Trecho de O Caminho de Guermantes, de Marcel Proust, em que o narrador trata de uma ligação telefônica que faz a sua avó, de Donciéres a Paris. A experiência é naturalmente muito distante da nossa, ele precisa se deslocar ao posto telefônico, precisa contatar as telefonistas, que fazem efetivamente a conexão de um ponto a outro (e permanecem ouvindo a conversa), etc. Mesmo assim o que talvez em um primeiro momento fosse encarado com fascínio, já aí tem um toque de enfado — o que antes era impensável, hoje é até lento demais. Em se pensar do nosso ponto de vista, não só “muito demorado, muito incômodo”, como arcaico; e estamos em um mundo de tal maneira continuamente e intensamente conectado que a distância não é só “supressa” como em muitos sentidos inexistente. De maneira que a metáfora final, que permite entrever no contato feito pelo telefone o que nos resta depois da morte, não é sequer pensável. Entretanto, que outra metáfora existencial esse estado hiperconectado nos deixa inventar?
O telefone, naquela época, ainda não era de uso tão corrente como hoje. E, no entanto, o hábito leva tão pouco tempo para despojar de seu mistério as forças sagradas com que estamos em contato que, não tendo obtido imediatadamente a minha ligação, o único pensamento que tive foi que aquilo era muito demorado, muito incômodo, e quase tive a intenção de fazer uma queixa. Como nós todos agora, eu não achava suficientemente rápida nas suas bruscas mutações, a admirável magia pela qual bastam alguns instantes para que surja perto de nós, invisível mas presente, o ser a quem queríamos falar e que, permanecendo à sua mesa, na cidade onde mora (no caso de minha avó era Paris) sob um céu diferente do nosso, por um tempo que não é forçosamente o mesmo, no meio de circunstâncias e preocupações que ignoramos e que esse ser nos vai comunicar, se encontra de súbito transportado a centenas de léguas (ele e toda a ambiência em que permanece mergulhado) junto de nosso ouvido, no momento em que nosso capricho o ordenou. E somos como o personagem do conto a quem uma fada, ante o desejo que ele exprime, faz aparecer num clarão sobrenatural a sua avó ou a sua noiva, a folhear um livro, a chorar, a colher flores, bem perto do espectador e no entanto muito longe, no próprio lugar onde realmente se encontram. Para que esse milagre se realize, só temos de aproximar os lábios da prancheta mágica e chamar — algumas vezes um pouco longamente, admito-o — as Virgens Vigilantes cuja voz ouvimos cada dia sem jamais lhes conhecer o rosto, e que são nossos Anjos da Guarda nas trevas vertiginosas a que vigiam ciumentamente as portas; as Todo-Poderosas por cuja intercessão os ausentes surgem a nosso lado, sem que seja permitido vê-los: as Danaides do invisível que sem cessar esvaziam, enchem, se transmitem as urnas do sons; as irônicas Fúrias que, no momento em que murmuramos uma confidência a uma amiga, na esperança de que ninguém nos escuta, gritam-nos cruelmente: “Estou ouvindo”; as servas sempre irritadas do Mistério, as impertinentes sacerdotisas do Invisível, as Senhoritas do Telefone!

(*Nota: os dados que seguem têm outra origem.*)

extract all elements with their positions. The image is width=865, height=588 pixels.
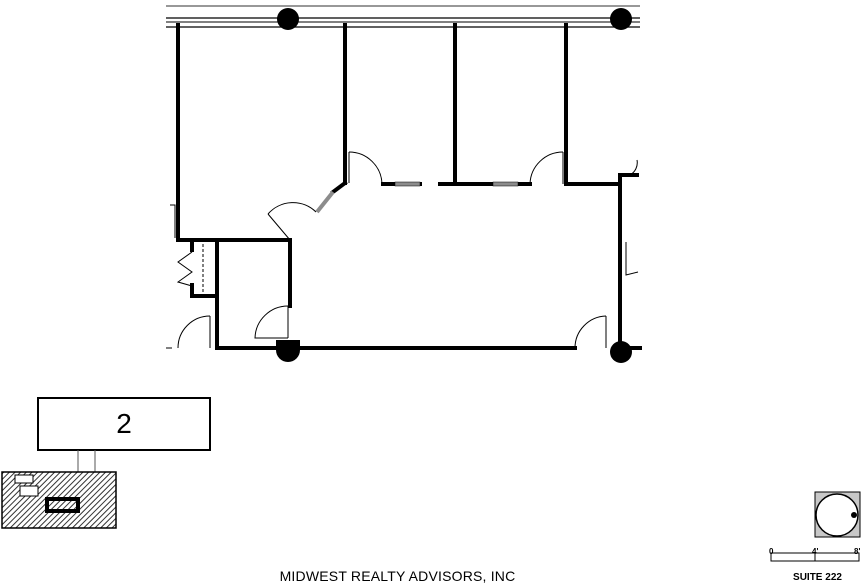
- doors: [166, 151, 639, 349]
- company-name-title: MIDWEST REALTY ADVISORS, INC: [279, 568, 516, 584]
- scale-label-8: 8': [854, 547, 861, 556]
- compass-circle-icon: [814, 491, 861, 538]
- floor-number-label: 2: [116, 408, 132, 439]
- structural-columns: [276, 8, 632, 363]
- exterior-window-wall: [166, 5, 640, 28]
- scale-label-4: 4': [812, 547, 819, 556]
- building-keyplan-icon: [1, 397, 211, 529]
- scale-bar: [770, 552, 860, 562]
- suite-label: SUITE 222: [793, 572, 842, 583]
- scale-label-0: 0: [769, 547, 774, 556]
- interior-walls: [176, 23, 642, 354]
- glazing-strips: [315, 181, 519, 214]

E, logo que o nosso chamado retiniu, na noite cheia de aparições para a qual só os nossos ouvidos se inclinam, um ruído leve — um ruído abstrato — o da nossa distância supressa — e a voz do ser querido se dirige a nós.
É ele, é a sua voz que nos fala, que ali está. Mas como essa voz se acha longe! Quantas vezes não pude escutar senão com angústia, como se ante essa impossibilidade de ver, antes de longas horas de viagem, aquela cuja voz estava tão perto de meu ouvido, eu melhor sentisse o que há de decepcionante na aparência da mais doce aproximação, e a que distância podemos estar das pessoas amadas no momento em que parece que bastaria estendermos a mão para retê-las. Presença real a dessa voz tão próxima na separação efetiva! Mas antecipação também de uma separação eterna! Muita vez, escutando assim, sem ver aquela que me falava de tão longe, me pareceu que aquela voz chamada das profundezas de onde não se sobe, e conheci a ansiedade que me havia de angustiar um dia, quando uma voz voltasse assim (sozinha e não mais presa a um corpo que nunca mais veria) a murmurar a meu ouvido palavras que eu desejaria beijar de passagem sobre lábios para sempre em pó.